Safe Harbor 401(k) helps defer more Current Income Taxes and eliminate Compliance Testing
Before Safe Harbor 401(k) came along, every 401(k) had to undergo mandated compliance testing every year to make sure plans did not discriminate as to the availability of rights, benefits and features made available to different employees. Not correcting a failed year-end compliance test could mean substantial penalties and possibly even disqualification of the plan's tax-favored status.
The Safe Harbor 401(k) gives employers an option that helps them defer more income than under previous 401(k) plans, without compliance testing as long as Safe Harbor requirements are met.

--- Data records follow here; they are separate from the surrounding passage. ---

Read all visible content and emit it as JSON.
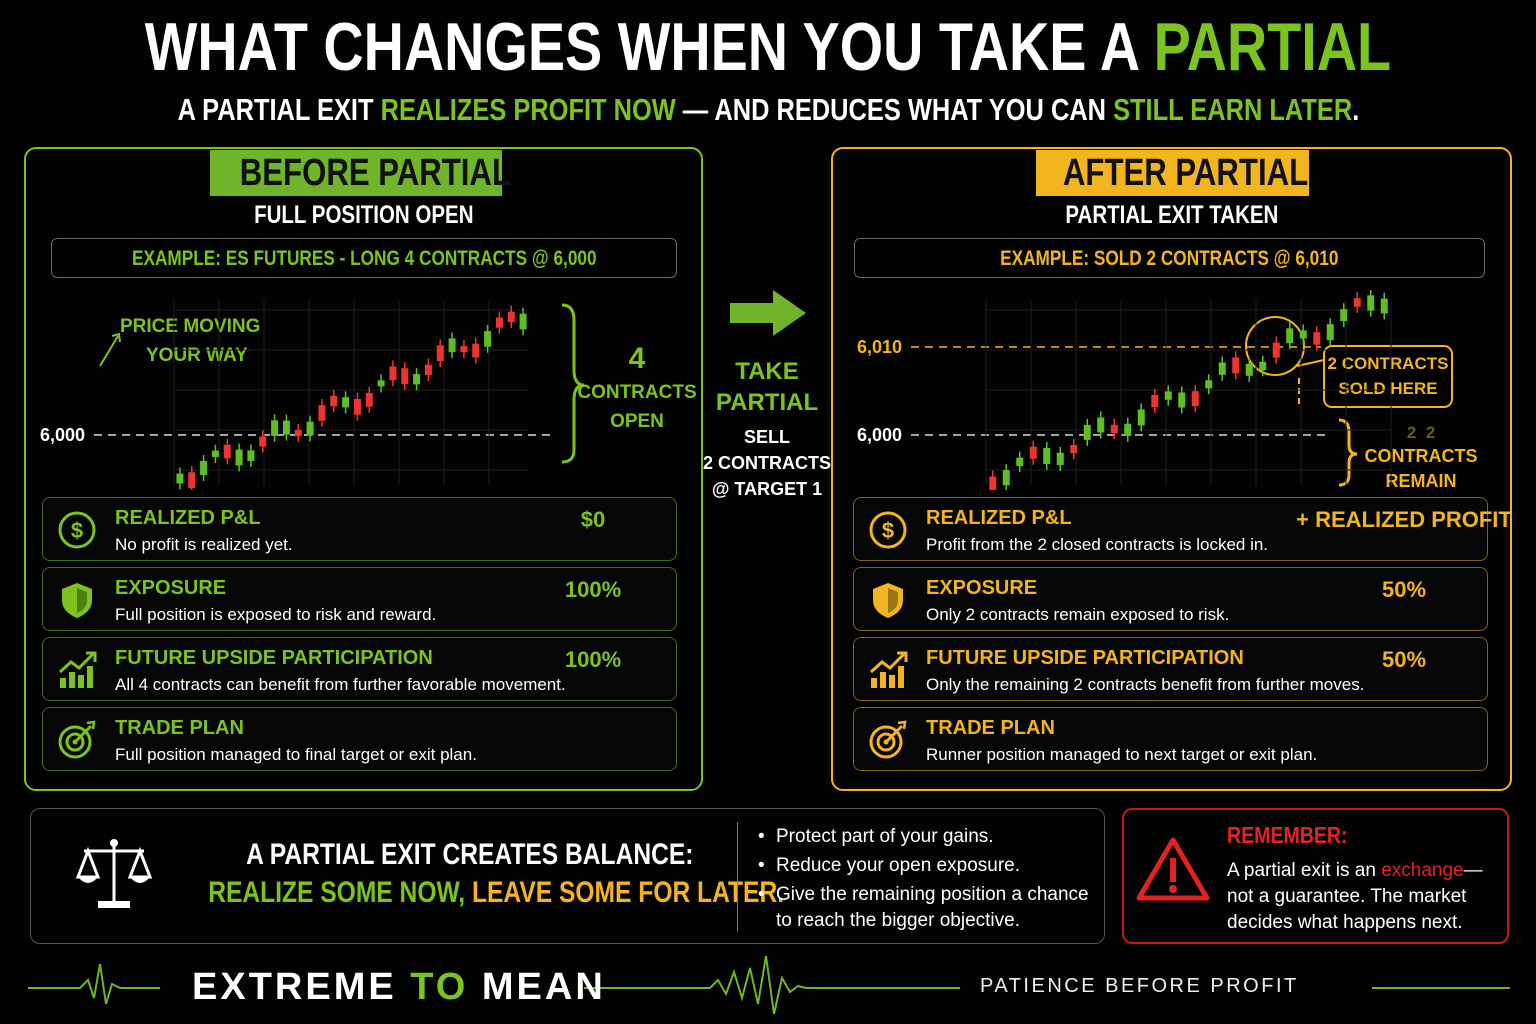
{
  "header": {
    "title": [
      "WHAT CHANGES WHEN YOU TAKE A ",
      "PARTIAL"
    ],
    "subtitle": [
      "A PARTIAL EXIT ",
      "REALIZES PROFIT NOW",
      " — AND REDUCES WHAT YOU CAN ",
      "STILL EARN LATER",
      "."
    ]
  },
  "before": {
    "badge": "BEFORE PARTIAL",
    "heading": "FULL POSITION OPEN",
    "example": "EXAMPLE: ES FUTURES - LONG 4 CONTRACTS @ 6,000",
    "annotation": [
      "PRICE MOVING",
      "YOUR WAY"
    ],
    "price_labels": [
      "6,000"
    ],
    "brace_label": [
      "4",
      "CONTRACTS",
      "OPEN"
    ],
    "rows": [
      {
        "label": "REALIZED P&L",
        "description": "No profit is realized yet.",
        "value": "$0"
      },
      {
        "label": "EXPOSURE",
        "description": "Full position is exposed to risk and reward.",
        "value": "100%"
      },
      {
        "label": "FUTURE UPSIDE PARTICIPATION",
        "description": "All 4 contracts can benefit from further favorable movement.",
        "value": "100%"
      },
      {
        "label": "TRADE PLAN",
        "description": "Full position managed to final target or exit plan."
      }
    ]
  },
  "middle": {
    "action": [
      "TAKE",
      "PARTIAL"
    ],
    "detail": [
      "SELL",
      "2 CONTRACTS",
      "@ TARGET 1"
    ]
  },
  "after": {
    "badge": "AFTER PARTIAL",
    "heading": "PARTIAL EXIT TAKEN",
    "example": "EXAMPLE: SOLD 2 CONTRACTS @ 6,010",
    "price_labels": [
      "6,010",
      "6,000"
    ],
    "callout": [
      "2 CONTRACTS",
      "SOLD HERE"
    ],
    "brace_label": [
      "2  2",
      "CONTRACTS",
      "REMAIN"
    ],
    "rows": [
      {
        "label": "REALIZED P&L",
        "description": "Profit from the 2 closed contracts is locked in.",
        "value": "+ REALIZED PROFIT"
      },
      {
        "label": "EXPOSURE",
        "description": "Only 2 contracts remain exposed to risk.",
        "value": "50%"
      },
      {
        "label": "FUTURE UPSIDE PARTICIPATION",
        "description": "Only the remaining 2 contracts benefit from further moves.",
        "value": "50%"
      },
      {
        "label": "TRADE PLAN",
        "description": "Runner position managed to next target or exit plan."
      }
    ]
  },
  "summary": {
    "heading": "A PARTIAL EXIT CREATES BALANCE:",
    "tagline": [
      "REALIZE SOME NOW, ",
      "LEAVE SOME FOR LATER."
    ],
    "bullets": [
      "Protect part of your gains.",
      "Reduce your open exposure.",
      "Give the remaining position a chance to reach the bigger objective."
    ]
  },
  "remember": {
    "title": "REMEMBER:",
    "text": [
      "A partial exit is an ",
      "exchange",
      "—not a guarantee. The market decides what happens next."
    ]
  },
  "footer": {
    "brand": [
      "EXTREME ",
      "TO",
      " MEAN"
    ],
    "slogan": "PATIENCE BEFORE PROFIT"
  }
}
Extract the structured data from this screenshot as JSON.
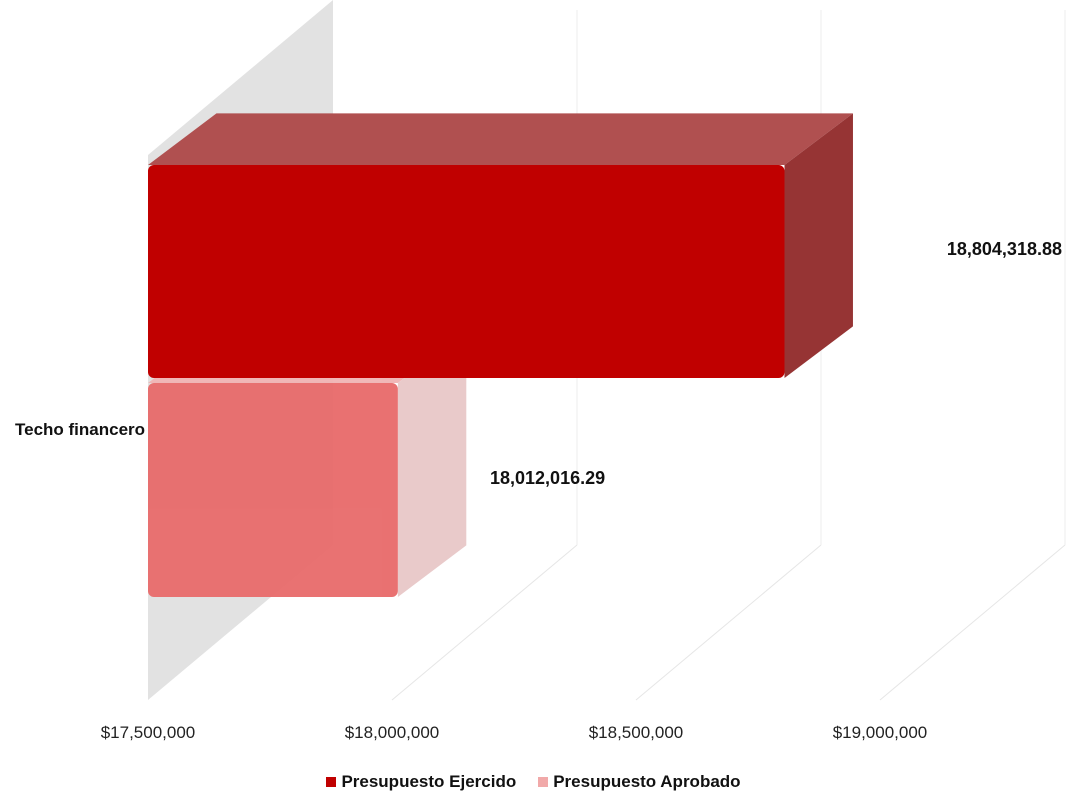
{
  "chart_data": {
    "type": "bar",
    "orientation": "horizontal",
    "three_d": true,
    "categories": [
      "Techo financero"
    ],
    "series": [
      {
        "name": "Presupuesto Ejercido",
        "values": [
          18804318.88
        ],
        "color": "#c00000",
        "label": "18,804,318.88"
      },
      {
        "name": "Presupuesto Aprobado",
        "values": [
          18012016.29
        ],
        "color": "#e86a6a",
        "label": "18,012,016.29"
      }
    ],
    "xlim": [
      17500000,
      19000000
    ],
    "x_ticks": [
      17500000,
      18000000,
      18500000,
      19000000
    ],
    "x_tick_labels": [
      "$17,500,000",
      "$18,000,000",
      "$18,500,000",
      "$19,000,000"
    ],
    "grid": true,
    "legend_position": "bottom"
  }
}
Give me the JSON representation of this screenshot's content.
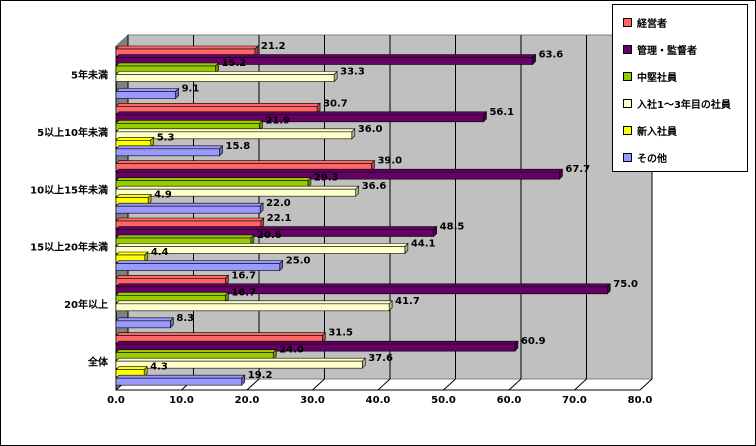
{
  "chart_data": {
    "type": "bar",
    "orientation": "horizontal",
    "style": "3d",
    "categories": [
      "5年未満",
      "5以上10年未満",
      "10以上15年未満",
      "15以上20年未満",
      "20年以上",
      "全体"
    ],
    "series": [
      {
        "name": "経営者",
        "color": "#FF6666",
        "values": [
          21.2,
          30.7,
          39.0,
          22.1,
          16.7,
          31.5
        ]
      },
      {
        "name": "管理・監督者",
        "color": "#660066",
        "values": [
          63.6,
          56.1,
          67.7,
          48.5,
          75.0,
          60.9
        ]
      },
      {
        "name": "中堅社員",
        "color": "#99CC00",
        "values": [
          15.2,
          21.9,
          29.3,
          20.6,
          16.7,
          24.0
        ]
      },
      {
        "name": "入社1～3年目の社員",
        "color": "#FFFFCC",
        "values": [
          33.3,
          36.0,
          36.6,
          44.1,
          41.7,
          37.6
        ]
      },
      {
        "name": "新入社員",
        "color": "#FFFF00",
        "values": [
          0.0,
          5.3,
          4.9,
          4.4,
          0.0,
          4.3
        ]
      },
      {
        "name": "その他",
        "color": "#9999FF",
        "values": [
          9.1,
          15.8,
          22.0,
          25.0,
          8.3,
          19.2
        ]
      }
    ],
    "data_labels": [
      [
        "21.2",
        "63.6",
        "15.2",
        "33.3",
        "",
        "9.1"
      ],
      [
        "30.7",
        "56.1",
        "21.9",
        "36.0",
        "5.3",
        "15.8"
      ],
      [
        "39.0",
        "67.7",
        "29.3",
        "36.6",
        "4.9",
        "22.0"
      ],
      [
        "22.1",
        "48.5",
        "20.6",
        "44.1",
        "4.4",
        "25.0"
      ],
      [
        "16.7",
        "75.0",
        "16.7",
        "41.7",
        "",
        "8.3"
      ],
      [
        "31.5",
        "60.9",
        "24.0",
        "37.6",
        "4.3",
        "19.2"
      ]
    ],
    "xlim": [
      0,
      80
    ],
    "xticks": [
      "0.0",
      "10.0",
      "20.0",
      "30.0",
      "40.0",
      "50.0",
      "60.0",
      "70.0",
      "80.0"
    ],
    "grid": true,
    "legend": "right"
  }
}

In a traditional 401(k) plan salary deferral contributions made by highly compensated employees, generally owners, are limited by those made by employees. With a Safe Harbor 401(k), whether employees elect to participate or not — and how much they choose to contribute — in no way restricts the ability of highly compensated employees to defer the maximum permitted by the plan and IRS. And since the Safe Harbor Plan may be combined with profit sharing plans it provides an excellent way for employers to make the most of employers retirement savings. (Subject to IRS plan and participant limits.)
Employers should consult one of our Retirement Program Specialists to determine if they qualify for a Safe Harbor 401(k) plan. And, if they wish, we can also arrange for them to receive a customized retirement plan proposal from a Retirement Program Specialist at no cost or obligation to them.
- Defer up to $18,000 regardless of employee participation levels.
- Works with Profit Sharing Plan to contribute the maximum.
- No discrimination testing.
- Catch-Up contributions available for participants over age 50.